Planned Parenthood Refuses $500,000 Donation by Author Tucker Max
Planned Parenthood refused a half a million donation from "I Hope They Serve Beer in Hell" author Tucker Max, who wanted to decrease his tax burden and decided to make a donation large enough for Planned Parenthood to name a clinic after him.
Tucker Max wanted to make a donation to Planned Parenthood large enough to get his name on a clinic. However, he has written about women in a controversial and degrading manner, has in the past made extremely offensive comments about Planned Parenthood and the women who seek health care there on his Twitter account. He tweeted in July 2011 that "Planned Parenthood would be cooler if it was a giant flight of stairs, w/someone pushing girls down, like a water park slide."
He was driving to Dallas from his home in Austin when Planned Parenthood called him to decline the donation. A Planned Parenthood spokesperson said the organization's gift policy speaks for itself. "We appreciate the generosity of our supporters, and take seriously our role as financial stewards of contributions, grants, and government funding," national spokesperson Tait Sye told The Huffington Post in a statement. "Like many nonprofits, Planned Parenthood reserves the right to decline offers of gifts and grants that may be discriminatory, are for purposes outside of our mission, or are too difficult to administer."

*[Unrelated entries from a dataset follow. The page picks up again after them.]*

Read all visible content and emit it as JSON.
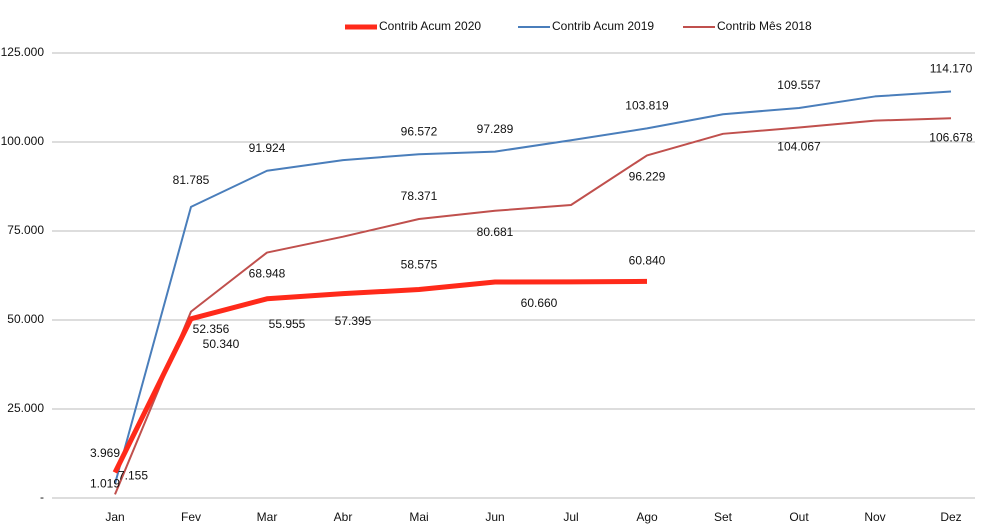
{
  "chart_data": {
    "type": "line",
    "categories": [
      "Jan",
      "Fev",
      "Mar",
      "Abr",
      "Mai",
      "Jun",
      "Jul",
      "Ago",
      "Set",
      "Out",
      "Nov",
      "Dez"
    ],
    "series": [
      {
        "name": "Contrib Acum 2020",
        "color": "#ff2a1a",
        "values": [
          7155,
          50340,
          55955,
          57395,
          58575,
          60660,
          60700,
          60840,
          null,
          null,
          null,
          null
        ],
        "value_labels": [
          "7.155",
          "50.340",
          "55.955",
          "57.395",
          "58.575",
          "60.660",
          null,
          "60.840",
          null,
          null,
          null,
          null
        ]
      },
      {
        "name": "Contrib Acum 2019",
        "color": "#4a7ebb",
        "values": [
          3969,
          81785,
          91924,
          94900,
          96572,
          97289,
          100500,
          103819,
          107800,
          109557,
          112800,
          114170
        ],
        "value_labels": [
          "3.969",
          "81.785",
          "91.924",
          null,
          "96.572",
          "97.289",
          null,
          "103.819",
          null,
          "109.557",
          null,
          "114.170"
        ]
      },
      {
        "name": "Contrib Mês 2018",
        "color": "#c0504d",
        "values": [
          1019,
          52356,
          68948,
          73400,
          78371,
          80681,
          82300,
          96229,
          102300,
          104067,
          106000,
          106678
        ],
        "value_labels": [
          "1.019",
          "52.356",
          "68.948",
          null,
          "78.371",
          "80.681",
          null,
          "96.229",
          null,
          "104.067",
          null,
          "106.678"
        ]
      }
    ],
    "ylim": [
      0,
      125000
    ],
    "yticks": [
      {
        "value": 0,
        "label": "-"
      },
      {
        "value": 25000,
        "label": "25.000"
      },
      {
        "value": 50000,
        "label": "50.000"
      },
      {
        "value": 75000,
        "label": "75.000"
      },
      {
        "value": 100000,
        "label": "100.000"
      },
      {
        "value": 125000,
        "label": "125.000"
      }
    ],
    "grid": true,
    "legend": "top"
  }
}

Planned Parenthood was concerned about being associated with someone with Max's reputation, and said the organization later admitted it had reservations about the way he writes about women. Max says he's always been pro-choice and decided to donate to the organization because, "They really did help me and my girlfriend when I was poor, I really do believe in their mission."
Many groups are choosy about where their money comes from, even if they’re needy. The Little League in Lennox, Calif., recently refused a $1,200 donation from a neighborhood strip club known for funding community events, citing a desire to keep its clean image.
However, critics are saying that Planned Parenthood could have accepted the donation and it would have been a "win" situation all around. Planned Parenthood could have kept another clinic open and kept helping women, and Max could have helped rebuild his reputation and got a tax deduction. Instead, Max's rep Ryan Holiday said he decided to distribute the $500,000 to different organizations that would gladly accept them.